What is QFT? Resurgent trans-series, Lefschetz thimbles, and new exact saddles

TL;DR

This review explores how resurgent trans-series and Picard-Lefschetz theory reveal the global structure of quantum theories, connecting perturbative and non-perturbative effects through complex saddles and thimbles.

Contribution

It introduces recent advances in applying resurgence and Lefschetz thimbles to quantum mechanics and field theory, highlighting the role of complex saddles and topological effects.

Findings

Resurgence links perturbative data with global topological structures.

Complex saddles are essential for consistency and understanding IR-renormalons.

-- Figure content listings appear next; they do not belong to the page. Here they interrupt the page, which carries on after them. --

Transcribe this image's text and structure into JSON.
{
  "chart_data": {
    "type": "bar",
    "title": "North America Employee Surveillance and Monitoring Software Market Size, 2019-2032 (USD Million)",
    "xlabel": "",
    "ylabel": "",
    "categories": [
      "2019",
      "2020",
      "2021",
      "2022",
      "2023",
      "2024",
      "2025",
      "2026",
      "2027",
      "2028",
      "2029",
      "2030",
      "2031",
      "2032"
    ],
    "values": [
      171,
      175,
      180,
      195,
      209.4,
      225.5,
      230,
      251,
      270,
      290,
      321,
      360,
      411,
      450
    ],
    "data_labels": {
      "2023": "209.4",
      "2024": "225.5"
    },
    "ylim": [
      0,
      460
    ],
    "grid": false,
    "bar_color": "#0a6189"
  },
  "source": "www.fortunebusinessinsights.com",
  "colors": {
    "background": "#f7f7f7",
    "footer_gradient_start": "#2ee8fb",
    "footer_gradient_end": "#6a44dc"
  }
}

Interference effects between saddles impact the sign problem.

Abstract

This is an introductory level review of recent applications of resurgent trans-series and Picard-Lefschetz theory to quantum mechanics and quantum field theory. Resurgence connects local perturbative data with global topological structure. In quantum mechanical systems, this program provides a constructive relation between different saddles. For example, in certain cases it has been shown that all information around the instanton saddle is encoded in perturbation theory around the perturbative saddle. In quantum field theory, such as sigma models compactified on a circle, neutral bions provide a semi-classical interpretation of the elusive IR-renormalon, and fractional kink instantons lead to the non-perturbatively induced gap, of order of the strong scale. In the path integral formulation of quantum mechanics, saddles must be found by solving the holomorphic Newton's equation in the inverted (holomorphized) potential. Some saddles are complex, multi-valued, and even singular, but of finite action, and their inclusion is strictly necessary to prevent inconsistencies. The multi-valued saddles enter either via resurgent cancellations, or their phase is tied with a hidden topological angle. We emphasize the importance of the destructive/constructive interference effects between equally dominant saddles in the Lefschetz thimble decomposition. This is especially important in the context of the sign problem.